10 Responses to “‘gabrielle giffords is the victim of a debased political culture’”


  1. January 9, 2011 at 8:18 pm

    I’m not sure that “debased, exaggerated and vitriolic language” means hate speech. And you know that sometimes K.O. does seem to go off the deep end. I think “exaggerated” would apply to him occasionally.

  2. January 9, 2011 at 8:24 pm

    I would say yes, to a degree. Olbermann and ED can go over the top at times. But they aren’t prejudice. As the others are. But they can get rowdy. And don’t forget Dylan Ratigan. But he is Libertarian.

    • January 9, 2011 at 8:49 pm

      I agree with you Brezzydee, Olbermann definitely goes over the top at times – well, lots of times – and often I just switch him off, he can drive me nuts, but I really amn’t sure you could describe his commentaries as debased or vitriolic (although I would accept ‘exaggerated’!), or link him to hatemongers like Beck and Limbaugh? Or are my ears just plain biased? 😐

      • January 9, 2011 at 9:02 pm

        Oh no he isn’t vitriolic. Olbermann that is. But he can and have apologized a few times for crossing the line. And he and ED can drive me nuts to sometimes lol. And no you aren’t biased. If so then most of us are to 🙂

  3. 5 africa
    January 9, 2011 at 9:20 pm

    I no longer listen to Keith. But to be fair to him, I think thus far, he’s one of the few in the Media who is trying to connect the hate speech to what happened yesterday.

    Yes, he goes over the top sometimes, a key reason why I stopped watching him, but I can’t say that he is equally as ugly as the dough boy or the man on Fox. I refuse to give these people any power by using their names.

    It seems like people in the foreign press are largely the ones addressing the violent rhetoric in correlation to what happened yesterday.

    Our MSM, I don’t believe will go there. Because to my mind, they are complicit in what happened yesterday. They all made excuses or for the sake of objectivity turned a blind eye to what was happening in this country. Or better yet, the rage was good for business.
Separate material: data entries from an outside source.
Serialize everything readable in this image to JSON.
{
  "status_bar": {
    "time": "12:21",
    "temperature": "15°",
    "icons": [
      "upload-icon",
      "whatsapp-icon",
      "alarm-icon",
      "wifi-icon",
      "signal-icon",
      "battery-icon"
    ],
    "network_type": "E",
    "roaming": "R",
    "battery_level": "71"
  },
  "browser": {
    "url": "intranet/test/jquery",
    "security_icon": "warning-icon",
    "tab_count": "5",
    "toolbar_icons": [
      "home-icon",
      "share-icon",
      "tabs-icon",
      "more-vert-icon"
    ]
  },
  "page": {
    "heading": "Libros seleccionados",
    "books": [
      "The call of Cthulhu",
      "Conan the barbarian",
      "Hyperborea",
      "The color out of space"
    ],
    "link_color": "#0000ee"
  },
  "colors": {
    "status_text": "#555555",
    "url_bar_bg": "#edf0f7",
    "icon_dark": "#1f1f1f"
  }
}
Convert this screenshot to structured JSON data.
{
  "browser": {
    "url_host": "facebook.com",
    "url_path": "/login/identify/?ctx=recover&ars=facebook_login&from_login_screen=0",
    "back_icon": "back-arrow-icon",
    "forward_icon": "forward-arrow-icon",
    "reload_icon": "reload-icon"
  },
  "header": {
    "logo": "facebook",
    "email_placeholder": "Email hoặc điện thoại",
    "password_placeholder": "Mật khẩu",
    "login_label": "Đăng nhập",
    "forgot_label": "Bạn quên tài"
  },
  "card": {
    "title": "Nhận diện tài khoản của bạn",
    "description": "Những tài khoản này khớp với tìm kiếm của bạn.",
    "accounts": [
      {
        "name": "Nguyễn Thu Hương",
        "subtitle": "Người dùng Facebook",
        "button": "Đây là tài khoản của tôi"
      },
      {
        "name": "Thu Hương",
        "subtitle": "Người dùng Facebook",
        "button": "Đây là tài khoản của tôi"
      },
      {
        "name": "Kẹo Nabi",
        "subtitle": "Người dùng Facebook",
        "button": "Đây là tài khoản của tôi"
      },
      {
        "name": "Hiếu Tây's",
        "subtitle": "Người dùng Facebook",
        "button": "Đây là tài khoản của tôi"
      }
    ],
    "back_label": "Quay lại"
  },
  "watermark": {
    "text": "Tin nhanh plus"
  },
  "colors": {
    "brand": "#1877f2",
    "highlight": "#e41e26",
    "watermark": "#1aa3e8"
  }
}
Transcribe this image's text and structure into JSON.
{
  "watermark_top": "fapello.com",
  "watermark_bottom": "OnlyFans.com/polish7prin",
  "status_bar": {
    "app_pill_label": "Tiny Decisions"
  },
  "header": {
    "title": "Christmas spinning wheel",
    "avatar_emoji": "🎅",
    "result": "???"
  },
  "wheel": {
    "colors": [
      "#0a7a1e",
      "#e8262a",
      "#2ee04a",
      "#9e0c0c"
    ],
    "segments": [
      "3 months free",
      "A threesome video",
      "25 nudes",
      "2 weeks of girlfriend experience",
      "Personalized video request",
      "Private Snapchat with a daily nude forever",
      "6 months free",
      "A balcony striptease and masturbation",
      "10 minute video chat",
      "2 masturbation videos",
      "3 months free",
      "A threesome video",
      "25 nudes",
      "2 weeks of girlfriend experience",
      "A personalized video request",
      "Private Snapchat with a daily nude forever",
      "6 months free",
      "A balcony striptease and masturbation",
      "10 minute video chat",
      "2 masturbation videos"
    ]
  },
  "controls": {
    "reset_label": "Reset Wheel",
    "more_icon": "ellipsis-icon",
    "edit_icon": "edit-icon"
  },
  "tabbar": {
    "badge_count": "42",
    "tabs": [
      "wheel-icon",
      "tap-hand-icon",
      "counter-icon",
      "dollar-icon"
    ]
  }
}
    They have never held themselves accountable for falling down on the job with Iraq. I don’t expect them to do anything different this time. Most with their self-inflated egos, will criticize politicians, but they need to stop and look themselves in the mirror.

    • 6 Sue in Minnesota
      January 9, 2011 at 9:54 pm

      I wanted to comment on this last night after watching KO’s coverage for two hours, but I struggled with how to express it, and wasn’t sure if my emotional upset was coloring my impressions. I came away feeling that no one was willing to assign or express responsibility, not for the event that unfolded, but for the power and influence of words. The very same people, who by profession, are paid to communicate with the public, using….Words. Some may not agree with me, but I believe words are powerful, reflecting both thought and intention. One of the many reasons I love President Obama is the care he uses in expressing himself. He is fully aware of the power of words, uses them to good effect, and doesn’t use them to decieve or abuse.

  4. 7 Sue in Minnesota
    January 9, 2011 at 9:27 pm

    I see Beck, Limbaugh as flagrant distorters/liars. Although no longer a viewer of KO’s, I don’t consider him a prevaricator. My discomfort with Keith, is the self-aggrandizing, sanctimonius arm chair quarterbacking. It’s over the top, and serves no positive function, IMO. I really appreciate facts, I’m not interested in political talking points, and very weary of the “valued” opinions and analysis of the media pundits, I just really want the facts.

  5. 8 Asher in Boston
    January 9, 2011 at 10:19 pm

    Come on now, you cnat lump olbermann in the same hateful, racist, homophobic click of Beck, limbaugh, hannity and palin. He can go over board at times, but he states facts and takes on the hate and lies from the right.